当Coq尝试检查 vpadd 时，产生以下错误：

When Coq attempts to check vpadd, it yields the following error:

Error:
In environment
vpadd : forall n : nat, vector nat n -> vector nat n -> vector nat n
[... other types]
n0 : nat
v1' : vector nat n0
n1 : nat
v2' : vector nat n1
The term "v2'" has type "vector nat n1" while it is expected to have type "vector nat n0".

请注意，我使用 False_rect 进行指定不可能的情况，否则总和检查将无法通过。但是，由于某种原因，类型检查器无法将 n0 与 n1 统一。

Note that, I use False_rect to specify the impossible case, otherwise the totality check wouldn't pass. However, for some reason the type checker doesn't manage to unify n0 with n1.

我在做什么错了？

推荐答案

在普通的Coq中轻松实现此功能：您需要使用 convoy模式重写函数。不久前，发布了一个类似问题。这个想法是，您需要使 match 返回一个函数，以便传播索引之间的关系：

It's not possible to implement this function so easily in plain Coq: you need to rewrite your function using the convoy pattern. There was a similar question posted a while ago about this.

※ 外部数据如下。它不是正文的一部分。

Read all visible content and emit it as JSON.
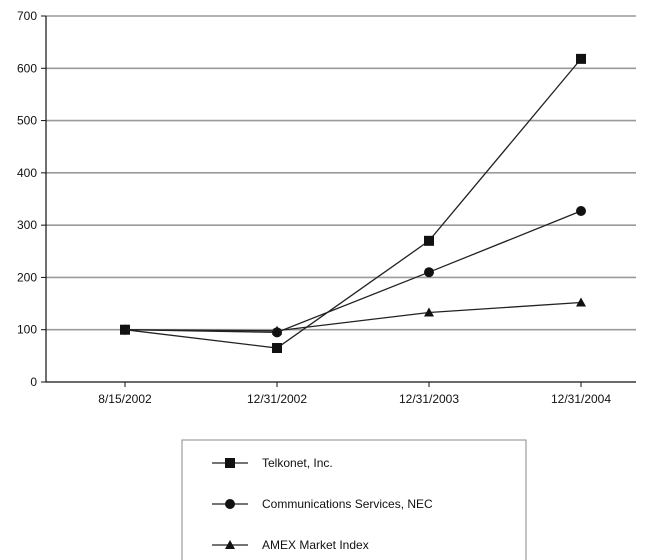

The idea is that you need to make your match return a function in order to propagate the relation between the indices:

Set Implicit Arguments.

Inductive vector (X : Type) : nat -> Type :=
  | vnul : vector X 0
  | vcons {n : nat} (h : X) (v : vector X n) : vector X (S n).
   Arguments vnul [X].

Definition vhd (X : Type) n (v : vector X (S n)) : X :=
  match v with
  | vcons _ h _ => h
  end.

Definition vtl (X : Type) n (v : vector X (S n)) : vector X n :=
  match v with
  | vcons _ _ tl => tl
  end.

Fixpoint vpadd {n : nat} (v1 v2 : vector nat n) : vector nat n :=
  match v1 in vector _ n return vector nat n -> vector nat n with
  | vnul =>           fun _  => vnul
  | vcons _ x1 v1' => fun v2 => vcons (x1 + vhd v2) (vpadd v1' (vtl v2))
  end v2.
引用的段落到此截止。